Talks of repeal have been on through back channels ever since formal talks between farmer leaders’ body Samyukth Kisan Morcha and the government failed in January. However, the sudden announcement from the Prime Minister to withdraw the farm laws took every one of us by surprise.
In politics, timing is significant; and the timing of this announcement also calls for critical analysis.
Is it driven by electoral calculations? Most likely it is, as the announcement is an acknowledgment of the popular support for the farmers’ protest in Uttar Pradesh and Punjab, where assembly elections are due next year.
In Punjab, former chief minister Captain Amarinder Singh claims to be a proud nationalist. He has been hyping up the national security threat, carrying pictures of weapons supposedly dropped from drones that entered India from Pakistan to press conferences. He lent his support to the Union government’s decision to increase the jurisdiction of the Border Security Force (BSF), effectively allowing central forces to be deployed in half of Punjab’s total area.
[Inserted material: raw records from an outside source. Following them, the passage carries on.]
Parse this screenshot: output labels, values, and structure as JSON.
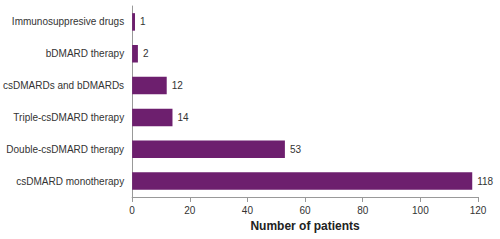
{
  "chart_data": {
    "type": "bar",
    "orientation": "horizontal",
    "categories": [
      "Immunosuppresive drugs",
      "bDMARD therapy",
      "csDMARDs and bDMARDs",
      "Triple-csDMARD therapy",
      "Double-csDMARD therapy",
      "csDMARD monotherapy"
    ],
    "values": [
      1,
      2,
      12,
      14,
      53,
      118
    ],
    "color": "#6d1f6e",
    "xlabel": "Number of patients",
    "xlim": [
      0,
      120
    ],
    "xticks": [
      0,
      20,
      40,
      60,
      80,
      100,
      120
    ],
    "grid": false,
    "data_labels": true
  }
}
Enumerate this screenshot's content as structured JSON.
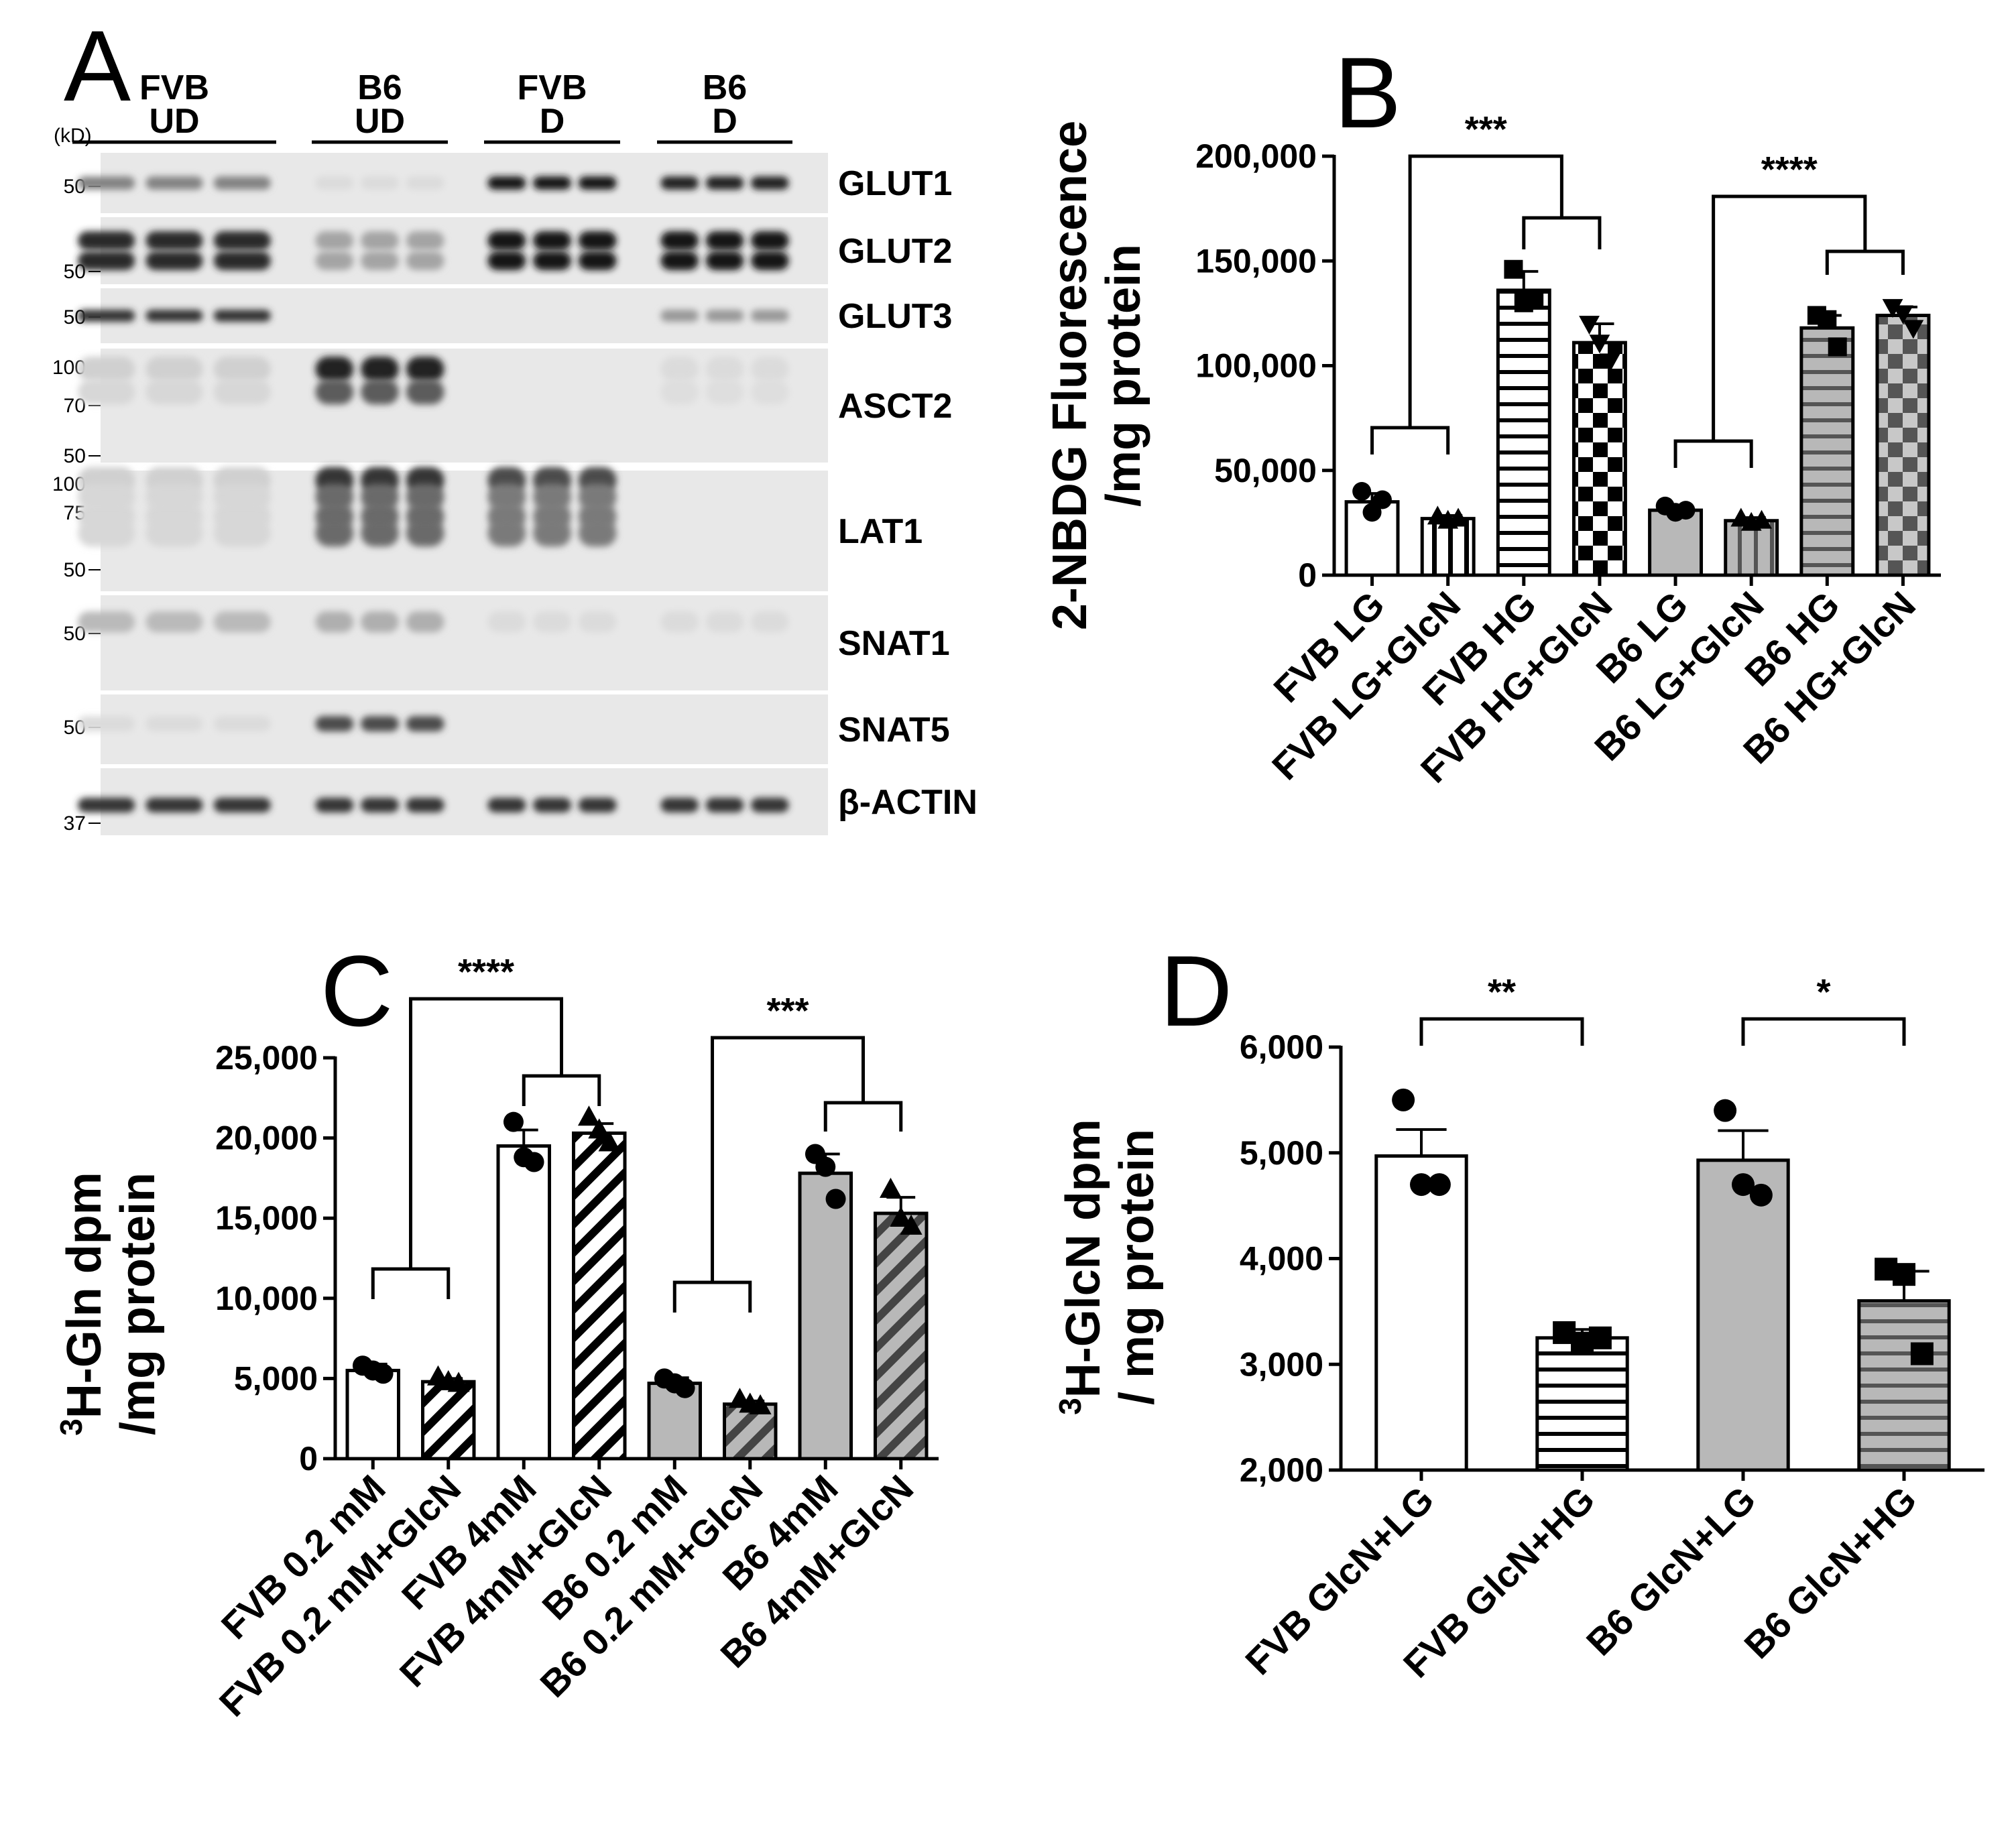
{
  "panel_a": {
    "letter": "A",
    "unit": "(kD)",
    "lanes": [
      {
        "top": "FVB",
        "bottom": "UD"
      },
      {
        "top": "B6",
        "bottom": "UD"
      },
      {
        "top": "FVB",
        "bottom": "D"
      },
      {
        "top": "B6",
        "bottom": "D"
      }
    ],
    "blots": [
      {
        "name": "GLUT1",
        "markers": [
          "50"
        ],
        "group_intensity": [
          0.45,
          0.05,
          0.95,
          0.9
        ]
      },
      {
        "name": "GLUT2",
        "markers": [
          "50"
        ],
        "group_intensity": [
          0.85,
          0.3,
          0.95,
          0.95
        ]
      },
      {
        "name": "GLUT3",
        "markers": [
          "50"
        ],
        "group_intensity": [
          0.8,
          0.0,
          0.0,
          0.35
        ]
      },
      {
        "name": "ASCT2",
        "markers": [
          "100",
          "70",
          "50"
        ],
        "group_intensity": [
          0.1,
          0.9,
          0.0,
          0.05
        ]
      },
      {
        "name": "LAT1",
        "markers": [
          "100",
          "75",
          "50"
        ],
        "group_intensity": [
          0.1,
          0.8,
          0.7,
          0.0
        ]
      },
      {
        "name": "SNAT1",
        "markers": [
          "50"
        ],
        "group_intensity": [
          0.2,
          0.25,
          0.05,
          0.05
        ]
      },
      {
        "name": "SNAT5",
        "markers": [
          "50"
        ],
        "group_intensity": [
          0.05,
          0.7,
          0.0,
          0.0
        ]
      },
      {
        "name": "β-ACTIN",
        "markers": [
          "37"
        ],
        "group_intensity": [
          0.8,
          0.8,
          0.8,
          0.8
        ]
      }
    ]
  },
  "chart_data": [
    {
      "panel": "B",
      "type": "bar",
      "ylabel_line1": "2-NBDG Fluorescence",
      "ylabel_line2": "/mg protein",
      "ylim": [
        0,
        200000
      ],
      "yticks": [
        "0",
        "50,000",
        "100,000",
        "150,000",
        "200,000"
      ],
      "ytick_values": [
        0,
        50000,
        100000,
        150000,
        200000
      ],
      "categories": [
        "FVB LG",
        "FVB LG+GlcN",
        "FVB HG",
        "FVB HG+GlcN",
        "B6 LG",
        "B6 LG+GlcN",
        "B6 HG",
        "B6 HG+GlcN"
      ],
      "values": [
        35000,
        27000,
        136000,
        111000,
        31000,
        26000,
        118000,
        124000
      ],
      "errors": [
        4000,
        1500,
        9000,
        9000,
        2000,
        1500,
        6000,
        4000
      ],
      "points": [
        [
          40000,
          30000,
          36000
        ],
        [
          28000,
          26000,
          27000
        ],
        [
          146000,
          130000,
          132000
        ],
        [
          120000,
          111000,
          102000
        ],
        [
          33000,
          30000,
          31000
        ],
        [
          27000,
          25000,
          26000
        ],
        [
          124000,
          122000,
          109000
        ],
        [
          128000,
          125000,
          118000
        ]
      ],
      "markers": [
        "circle",
        "triangle",
        "square",
        "triangle-down",
        "circle",
        "triangle",
        "square",
        "triangle-down"
      ],
      "fills": [
        "white",
        "v-stripes",
        "h-stripes",
        "checker",
        "gray",
        "gray-v-stripes",
        "gray-h-stripes",
        "gray-checker"
      ],
      "significance": [
        {
          "label": "***",
          "left": [
            0,
            1
          ],
          "right": [
            2,
            3
          ]
        },
        {
          "label": "****",
          "left": [
            4,
            5
          ],
          "right": [
            6,
            7
          ]
        }
      ]
    },
    {
      "panel": "C",
      "type": "bar",
      "ylabel_prefix": "3",
      "ylabel_line1": "H-Gln dpm",
      "ylabel_line2": "/mg protein",
      "ylim": [
        0,
        25000
      ],
      "yticks": [
        "0",
        "5,000",
        "10,000",
        "15,000",
        "20,000",
        "25,000"
      ],
      "ytick_values": [
        0,
        5000,
        10000,
        15000,
        20000,
        25000
      ],
      "categories": [
        "FVB 0.2 mM",
        "FVB 0.2 mM+GlcN",
        "FVB 4mM",
        "FVB 4mM+GlcN",
        "B6 0.2 mM",
        "B6 0.2 mM+GlcN",
        "B6 4mM",
        "B6 4mM+GlcN"
      ],
      "values": [
        5500,
        4800,
        19500,
        20300,
        4700,
        3400,
        17800,
        15300
      ],
      "errors": [
        400,
        200,
        1000,
        600,
        350,
        200,
        1200,
        1000
      ],
      "points": [
        [
          5800,
          5500,
          5300
        ],
        [
          5100,
          4800,
          4700
        ],
        [
          21000,
          18800,
          18500
        ],
        [
          21300,
          20500,
          19700
        ],
        [
          5000,
          4700,
          4400
        ],
        [
          3700,
          3400,
          3300
        ],
        [
          19000,
          18200,
          16200
        ],
        [
          16800,
          15000,
          14500
        ]
      ],
      "markers": [
        "circle",
        "triangle",
        "circle",
        "triangle",
        "circle",
        "triangle",
        "circle",
        "triangle"
      ],
      "fills": [
        "white",
        "diag-stripes",
        "white",
        "diag-stripes",
        "gray",
        "gray-diag-stripes",
        "gray",
        "gray-diag-stripes"
      ],
      "significance": [
        {
          "label": "****",
          "left": [
            0,
            1
          ],
          "right": [
            2,
            3
          ]
        },
        {
          "label": "***",
          "left": [
            4,
            5
          ],
          "right": [
            6,
            7
          ]
        }
      ]
    },
    {
      "panel": "D",
      "type": "bar",
      "ylabel_prefix": "3",
      "ylabel_line1": "H-GlcN dpm",
      "ylabel_line2": "/ mg protein",
      "ylim": [
        2000,
        6000
      ],
      "yticks": [
        "2,000",
        "3,000",
        "4,000",
        "5,000",
        "6,000"
      ],
      "ytick_values": [
        2000,
        3000,
        4000,
        5000,
        6000
      ],
      "categories": [
        "FVB GlcN+LG",
        "FVB GlcN+HG",
        "B6 GlcN+LG",
        "B6 GlcN+HG"
      ],
      "values": [
        4970,
        3250,
        4930,
        3600
      ],
      "errors": [
        250,
        80,
        280,
        280
      ],
      "points": [
        [
          5500,
          4700,
          4700
        ],
        [
          3300,
          3200,
          3250
        ],
        [
          5400,
          4700,
          4600
        ],
        [
          3900,
          3850,
          3100
        ]
      ],
      "markers": [
        "circle",
        "square",
        "circle",
        "square"
      ],
      "fills": [
        "white",
        "h-stripes",
        "gray",
        "gray-h-stripes"
      ],
      "significance": [
        {
          "label": "**",
          "left": [
            0
          ],
          "right": [
            1
          ]
        },
        {
          "label": "*",
          "left": [
            2
          ],
          "right": [
            3
          ]
        }
      ]
    }
  ]
}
Recently, a 11-member BJP delegation met Union home minister Amit Shah requesting him to open the Kartarpur Sahib corridor closed before the first wave of the COVID-19 pandemic. Just three days back, the former chief minister tweeted to Amit Shah on the matter, and voila, the corridor was opened. Coinciding with Guru Nanak’s 552 birth anniversary on Friday, the Prime Minister announced his intention to rescind the contentious laws.
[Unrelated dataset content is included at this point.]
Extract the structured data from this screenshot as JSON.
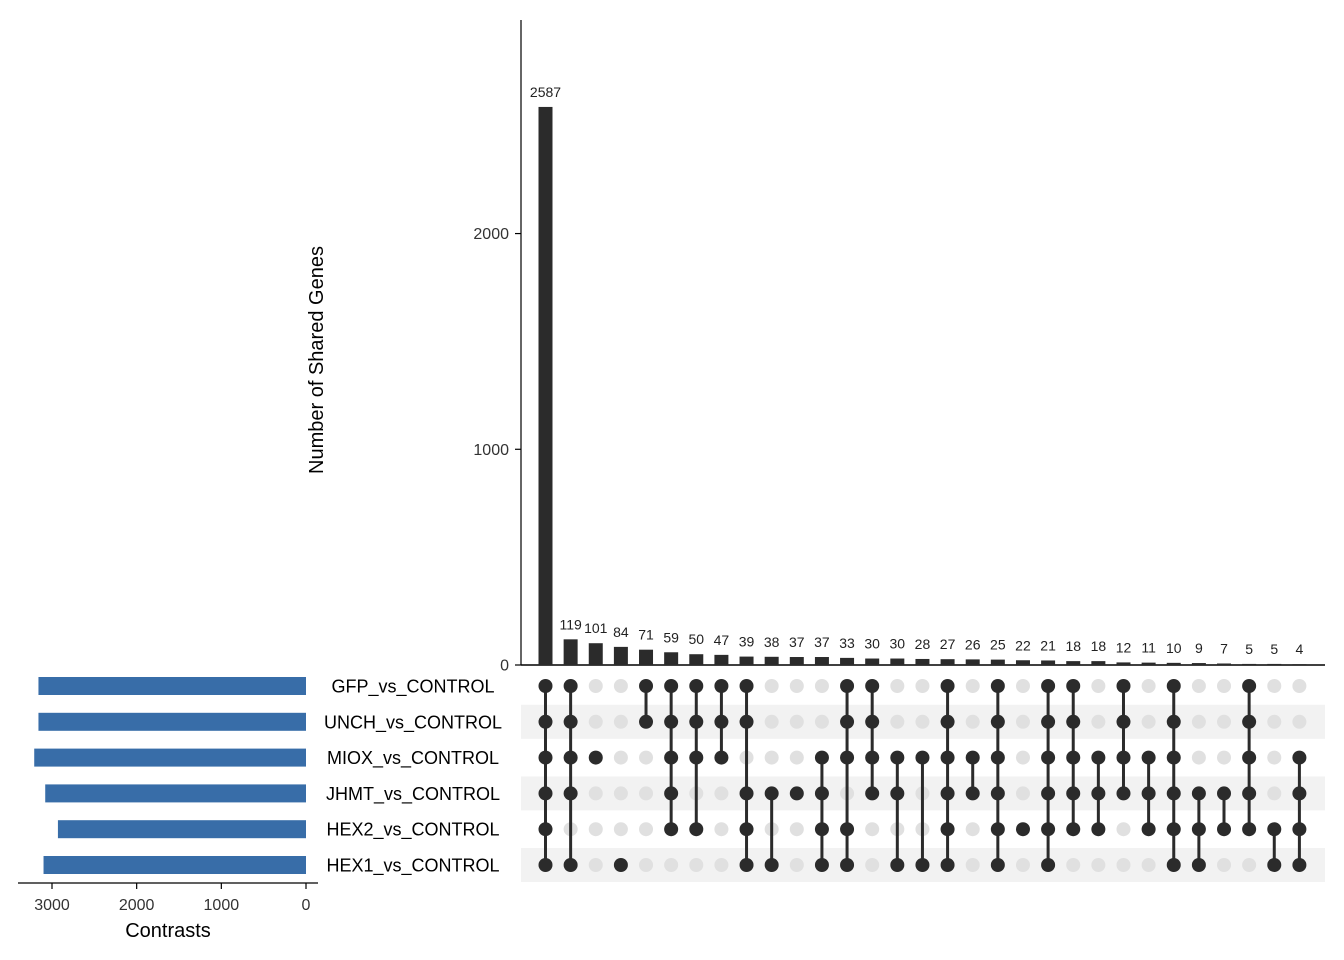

One must ask why the sudden change of heart? What explains this behaviour?
Is it just that the Bhartiya Janata Party, which does not have any ground in Punjab, now wants to piggyback on Captain’s new Punjab Lok Congress in the upcoming assembly elections? What about the national security threat which was raised earlier?
If Modi thought he would win over Sikhs through such actions, he might be left underwhelmed. As soon as Kartarpur opened, pilgrims flocked to the Gurdwara. They did not wait to thank Amit Shah or Captain. It is the same with the decision to repeal the farm laws. No one is thanking Modi. People see it as a result of farmers’ tireless struggle and consider it Guru Nanak’s blessing.
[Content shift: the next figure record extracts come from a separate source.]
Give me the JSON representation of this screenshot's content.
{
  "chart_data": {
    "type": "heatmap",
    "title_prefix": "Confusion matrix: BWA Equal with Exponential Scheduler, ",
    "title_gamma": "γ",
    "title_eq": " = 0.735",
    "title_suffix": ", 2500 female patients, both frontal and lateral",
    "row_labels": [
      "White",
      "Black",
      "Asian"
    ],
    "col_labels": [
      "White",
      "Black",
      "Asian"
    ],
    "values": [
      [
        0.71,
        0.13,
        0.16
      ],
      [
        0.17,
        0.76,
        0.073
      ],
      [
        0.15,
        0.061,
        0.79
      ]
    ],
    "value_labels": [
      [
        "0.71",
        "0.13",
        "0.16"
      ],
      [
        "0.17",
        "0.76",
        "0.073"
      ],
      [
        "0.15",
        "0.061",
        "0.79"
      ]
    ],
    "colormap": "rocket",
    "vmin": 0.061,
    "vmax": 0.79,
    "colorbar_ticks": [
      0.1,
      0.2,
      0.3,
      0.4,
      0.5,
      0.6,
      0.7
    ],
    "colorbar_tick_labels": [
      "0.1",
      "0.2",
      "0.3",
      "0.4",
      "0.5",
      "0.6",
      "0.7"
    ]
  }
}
This is the nature of Sikhs. They do not pay homage to those who pretend to be the middlemen between the almighty and the people. This is what the Sangh, which has built its whole structure on being the arbitrator of religion, does not realise. The BJP’s actions and Captain’s overtures actually show us how the Sangh is now out of touch with the pulse of the people, at least in Punjab.
As of now, from Modi’s speech, it is clear the laws will be repealed through a due democratic process in the parliament by end of the month. There is a mention of minimum support price (MSP) too, but there is not much clarity on it.
There are many other issues that affect the agrarian sector that need urgent attention, including fuel price rise, procurement of grains and vegetables – basically 50 years of agrarian neglect in policies. In due course, I sincerely hope all those issues are addressed.
In this nation’s recent history, and in light of the erosion of its systems, the announcement on repealing farm laws is unprecedented. The fact is that, in his entire public life, Modi has never taken back a single decision. Now that he has done that, it would mar his image of a Hindutva strongman. The entire ecosystem of bhakts and the media that supports the Hindutva agenda are in shock.
This announcement is a turning point in this nation’s history, and the civil society now has a glorious example to learn from. We need a million solidarities and resistances to sustain our nation.
As I type this note, the Labour Codes, the Citizenship Amendment Act, the targeting of women, of Dalits, of Adivasis come to mind. May we have the strength to reclaim democracy for the people of the country.
Amandeep Sandhu is the author of PANJAB: Journeys Through Fault Lines.